The sugar content is not the only hidden health risk: Easter eggs are also loaded with carbs.

Chart breaking down sugar and carb content of Easter eggs

A Lindt Gold Bunny Milk Chocolate contains 54g of sugar - almost double the daily limit, chart shows

Diabetes UK

"Carbs break down into sugar when digested and the body can’t tell the difference irrespective of where the sugar came from," warned Mr Phillips.

There have been numerous studies and arguments about what (or who) is to blame for our obesity crisis. For the pharmacist, the picture is really not that nuanced: "Carbs are a killer and are one of the main reasons for our record levels of obesity and type 2 diabetes."

Editor's take

We have enough data to show that overindulging in sweet treats is bad for your health.

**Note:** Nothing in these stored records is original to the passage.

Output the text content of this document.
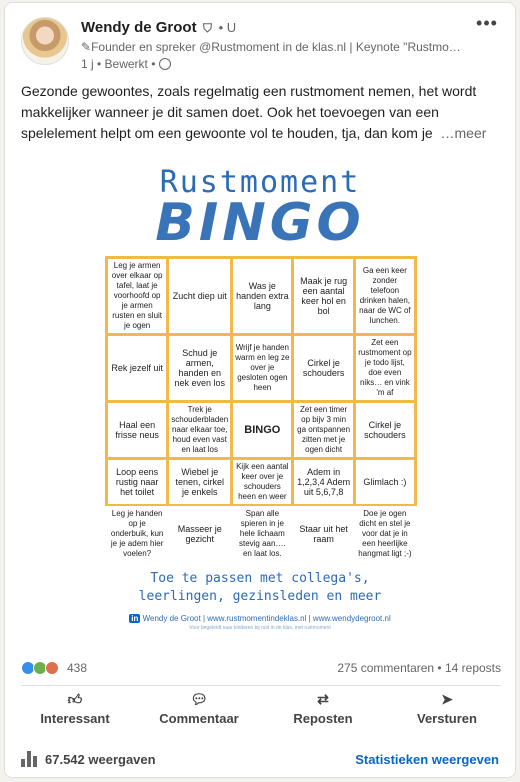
Wendy de Groot ⛉ • U
✎Founder en spreker @Rustmoment in de klas.nl | Keynote "Rustmo…
1 j • Bewerkt •
•••
Gezonde gewoontes, zoals regelmatig een rustmoment nemen, het wordt makkelijker wanneer je dit samen doet. Ook het toevoegen van een spelelement helpt om een gewoonte vol te houden, tja, dan kom je …meer
Rustmoment
BINGO
Leg je armen over elkaar op tafel, laat je voorhoofd op je armen rusten en sluit je ogen
Zucht diep uit
Was je handen extra lang
Maak je rug een aantal keer hol en bol
Ga een keer zonder telefoon drinken halen, naar de WC of lunchen.
Rek jezelf uit
Schud je armen, handen en nek even los
Wrijf je handen warm en leg ze over je gesloten ogen heen
Cirkel je schouders
Zet een rustmoment op je todo lijst, doe even niks… en vink 'm af
Haal een frisse neus
Trek je schouderbladen naar elkaar toe, houd even vast en laat los
BINGO
Zet een timer op bijv 3 min ga ontspannen zitten met je ogen dicht
Cirkel je schouders
Loop eens rustig naar het toilet
Wiebel je tenen, cirkel je enkels
Kijk een aantal keer over je schouders heen en weer
Adem in 1,2,3,4 Adem uit 5,6,7,8
Glimlach :)
Leg je handen op je onderbuik, kun je je adem hier voelen?
Masseer je gezicht
Span alle spieren in je hele lichaam stevig aan…. en laat los.
Staar uit het raam
Doe je ogen dicht en stel je voor dat je in een heerlijke hangmat ligt ;-)
Toe te passen met collega's,
leerlingen, gezinsleden en meer
in Wendy de Groot | www.rustmomentindeklas.nl | www.wendydegroot.nl
Voor begeleidt naar kinderen bij rust in de klas, met rustmoment
438	275 commentaren • 14 reposts
👍︎
Interessant
💬︎
Commentaar
⇄
Reposten
➤
Versturen
67.542 weergaven	Statistieken weergeven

However, moderation is key and think about what else you are having this weekend alongside Easter eggs.

For example, a heavy night of booze will compound these effects.

I agree that we should be wary of overeating Easter eggs. I am also sympathetic to the view that being told what to do can feel paternalistic and patronising. It arguably also distracts from other more serious health emergencies, such as the state of our NHS.